You could, if you wish, try splitting the file up and processing each page separately.
Comment 5 iam 2024-01-31 15:07:12 UTC
(In reply to Ken Sharp from comment #4)
> >This file apparently contains transparent operations, as running it with ->dNOTRANSPARENCY speeds up processing by 10+ times.
>  
> And produces incorrect output.

Yes, unfortunately.

> Rendering takes
> significantly more time, at higher resolutions, than simply processing high
> level objects.

I see, thanks.

> 
> As far as I can see only the final page actually uses transparency.
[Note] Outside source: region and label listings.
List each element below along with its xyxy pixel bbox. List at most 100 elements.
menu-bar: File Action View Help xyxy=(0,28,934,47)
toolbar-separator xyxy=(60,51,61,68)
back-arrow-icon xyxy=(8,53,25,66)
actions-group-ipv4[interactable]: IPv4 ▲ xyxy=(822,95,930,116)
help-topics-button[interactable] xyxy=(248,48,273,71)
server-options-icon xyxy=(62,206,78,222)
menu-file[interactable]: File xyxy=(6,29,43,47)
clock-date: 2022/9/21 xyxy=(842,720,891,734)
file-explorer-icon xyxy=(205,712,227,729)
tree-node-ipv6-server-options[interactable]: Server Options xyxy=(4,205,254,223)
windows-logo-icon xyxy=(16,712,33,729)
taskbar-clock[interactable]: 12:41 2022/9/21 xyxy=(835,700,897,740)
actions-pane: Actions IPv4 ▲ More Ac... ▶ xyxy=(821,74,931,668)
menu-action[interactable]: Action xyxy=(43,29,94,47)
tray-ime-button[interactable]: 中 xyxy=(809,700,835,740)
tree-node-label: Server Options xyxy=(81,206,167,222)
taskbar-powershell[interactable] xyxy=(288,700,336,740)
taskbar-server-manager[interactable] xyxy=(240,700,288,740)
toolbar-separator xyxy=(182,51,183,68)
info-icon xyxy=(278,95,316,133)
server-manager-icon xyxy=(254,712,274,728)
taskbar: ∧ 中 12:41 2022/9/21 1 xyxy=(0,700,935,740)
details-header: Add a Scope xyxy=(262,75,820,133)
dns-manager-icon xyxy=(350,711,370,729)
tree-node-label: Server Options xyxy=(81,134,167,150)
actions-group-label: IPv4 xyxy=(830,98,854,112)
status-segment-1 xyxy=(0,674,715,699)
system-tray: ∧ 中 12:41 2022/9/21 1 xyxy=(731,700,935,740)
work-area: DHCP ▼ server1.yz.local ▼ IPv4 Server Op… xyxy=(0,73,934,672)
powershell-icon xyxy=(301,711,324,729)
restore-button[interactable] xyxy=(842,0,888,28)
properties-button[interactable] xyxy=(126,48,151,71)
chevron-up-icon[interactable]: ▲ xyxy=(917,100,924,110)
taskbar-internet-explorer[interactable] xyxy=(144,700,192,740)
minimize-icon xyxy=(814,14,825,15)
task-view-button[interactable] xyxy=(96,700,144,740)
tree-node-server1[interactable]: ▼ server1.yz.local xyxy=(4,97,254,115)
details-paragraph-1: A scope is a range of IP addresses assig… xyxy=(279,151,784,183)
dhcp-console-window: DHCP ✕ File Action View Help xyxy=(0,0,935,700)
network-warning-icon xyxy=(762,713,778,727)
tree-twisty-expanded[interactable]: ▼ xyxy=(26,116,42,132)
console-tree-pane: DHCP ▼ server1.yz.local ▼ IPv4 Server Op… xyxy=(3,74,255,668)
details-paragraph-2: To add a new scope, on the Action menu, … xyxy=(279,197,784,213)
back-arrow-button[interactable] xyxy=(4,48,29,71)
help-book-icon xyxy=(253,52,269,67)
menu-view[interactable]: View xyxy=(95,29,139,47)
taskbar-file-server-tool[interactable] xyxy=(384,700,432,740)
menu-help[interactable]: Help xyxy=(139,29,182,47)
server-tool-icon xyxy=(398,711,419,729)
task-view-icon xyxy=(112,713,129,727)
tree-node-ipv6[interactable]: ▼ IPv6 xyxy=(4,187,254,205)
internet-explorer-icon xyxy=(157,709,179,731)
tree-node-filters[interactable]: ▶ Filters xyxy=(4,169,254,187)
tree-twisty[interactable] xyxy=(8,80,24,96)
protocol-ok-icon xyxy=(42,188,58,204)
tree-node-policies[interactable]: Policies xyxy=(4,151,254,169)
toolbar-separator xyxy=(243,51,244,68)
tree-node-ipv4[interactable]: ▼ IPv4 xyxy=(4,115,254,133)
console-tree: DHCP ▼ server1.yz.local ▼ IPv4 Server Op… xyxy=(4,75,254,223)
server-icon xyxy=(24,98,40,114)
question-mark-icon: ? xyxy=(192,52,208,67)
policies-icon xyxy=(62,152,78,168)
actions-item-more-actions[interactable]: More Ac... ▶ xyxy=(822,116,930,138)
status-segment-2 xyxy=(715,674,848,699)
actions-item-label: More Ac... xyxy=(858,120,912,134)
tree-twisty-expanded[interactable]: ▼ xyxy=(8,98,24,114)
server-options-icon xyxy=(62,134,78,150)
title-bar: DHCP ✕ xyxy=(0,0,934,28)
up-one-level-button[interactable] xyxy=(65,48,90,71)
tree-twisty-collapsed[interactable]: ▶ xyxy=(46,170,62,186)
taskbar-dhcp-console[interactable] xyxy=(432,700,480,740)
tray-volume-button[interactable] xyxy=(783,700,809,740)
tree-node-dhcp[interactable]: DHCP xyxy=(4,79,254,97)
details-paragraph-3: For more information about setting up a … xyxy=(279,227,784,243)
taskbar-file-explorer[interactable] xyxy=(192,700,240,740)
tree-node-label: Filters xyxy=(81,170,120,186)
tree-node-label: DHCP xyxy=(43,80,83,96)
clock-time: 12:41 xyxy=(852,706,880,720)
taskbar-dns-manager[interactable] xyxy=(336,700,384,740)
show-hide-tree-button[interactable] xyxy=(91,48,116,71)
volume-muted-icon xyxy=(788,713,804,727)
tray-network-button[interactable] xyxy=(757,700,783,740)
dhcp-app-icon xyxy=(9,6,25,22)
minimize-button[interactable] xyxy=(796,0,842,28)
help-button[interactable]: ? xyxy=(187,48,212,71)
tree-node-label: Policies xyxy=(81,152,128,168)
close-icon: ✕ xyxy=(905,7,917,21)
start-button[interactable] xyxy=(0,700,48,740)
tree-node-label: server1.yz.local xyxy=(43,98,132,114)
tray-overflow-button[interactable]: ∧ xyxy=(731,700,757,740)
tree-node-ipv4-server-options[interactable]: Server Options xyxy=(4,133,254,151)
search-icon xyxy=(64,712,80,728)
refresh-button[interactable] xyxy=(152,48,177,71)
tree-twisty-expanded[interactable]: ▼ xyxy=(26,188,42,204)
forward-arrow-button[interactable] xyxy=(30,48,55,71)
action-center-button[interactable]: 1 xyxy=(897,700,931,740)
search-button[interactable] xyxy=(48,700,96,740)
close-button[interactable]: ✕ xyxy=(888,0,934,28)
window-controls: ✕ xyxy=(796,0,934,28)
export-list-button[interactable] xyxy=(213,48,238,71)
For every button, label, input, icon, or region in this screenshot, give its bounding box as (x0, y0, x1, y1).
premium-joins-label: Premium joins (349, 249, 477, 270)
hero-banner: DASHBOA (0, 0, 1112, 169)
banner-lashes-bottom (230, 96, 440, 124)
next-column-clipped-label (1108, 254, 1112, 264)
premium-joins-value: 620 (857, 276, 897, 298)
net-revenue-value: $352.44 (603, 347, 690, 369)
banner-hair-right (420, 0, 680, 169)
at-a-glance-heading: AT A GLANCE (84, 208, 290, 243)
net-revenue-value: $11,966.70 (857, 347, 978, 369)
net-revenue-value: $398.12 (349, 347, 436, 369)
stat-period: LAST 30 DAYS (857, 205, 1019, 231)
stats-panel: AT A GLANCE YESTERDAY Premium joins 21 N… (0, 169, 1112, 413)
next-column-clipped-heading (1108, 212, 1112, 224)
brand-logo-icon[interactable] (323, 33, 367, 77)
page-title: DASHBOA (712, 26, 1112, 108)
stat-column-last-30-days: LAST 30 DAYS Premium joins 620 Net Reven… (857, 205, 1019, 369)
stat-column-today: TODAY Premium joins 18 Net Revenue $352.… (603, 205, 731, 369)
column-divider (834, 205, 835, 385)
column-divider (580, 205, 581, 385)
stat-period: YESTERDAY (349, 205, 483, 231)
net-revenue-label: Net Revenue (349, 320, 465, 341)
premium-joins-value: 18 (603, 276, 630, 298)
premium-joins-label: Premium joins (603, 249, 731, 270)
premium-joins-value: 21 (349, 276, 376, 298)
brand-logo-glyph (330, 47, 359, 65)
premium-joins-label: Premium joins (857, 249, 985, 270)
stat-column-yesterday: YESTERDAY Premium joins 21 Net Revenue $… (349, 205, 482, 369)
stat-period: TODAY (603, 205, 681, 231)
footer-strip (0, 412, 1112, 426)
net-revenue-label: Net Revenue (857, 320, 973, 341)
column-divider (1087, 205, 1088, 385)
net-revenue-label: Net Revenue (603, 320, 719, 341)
We
> cannot turn transparency on and off per page, only per document. That's a
> limitation of the graphics library.
> 
> You could, if you wish, try splitting the file up and processing each page
> separately.

Well, this is a printing pipeline where transparent PDFs are quite common (even if they don't contain any real transparency) and any manual intervention is undesirable. I don't *need* postscript really, it's just a pipeline for many (older) printer drivers, many of which convert to entirely different format afterwards themselves.

For now I'm using Poppler wherever possible, but many drivers call ghostscript filters by themselves, which may significantly slow down the printing process depending on the file unfortunately.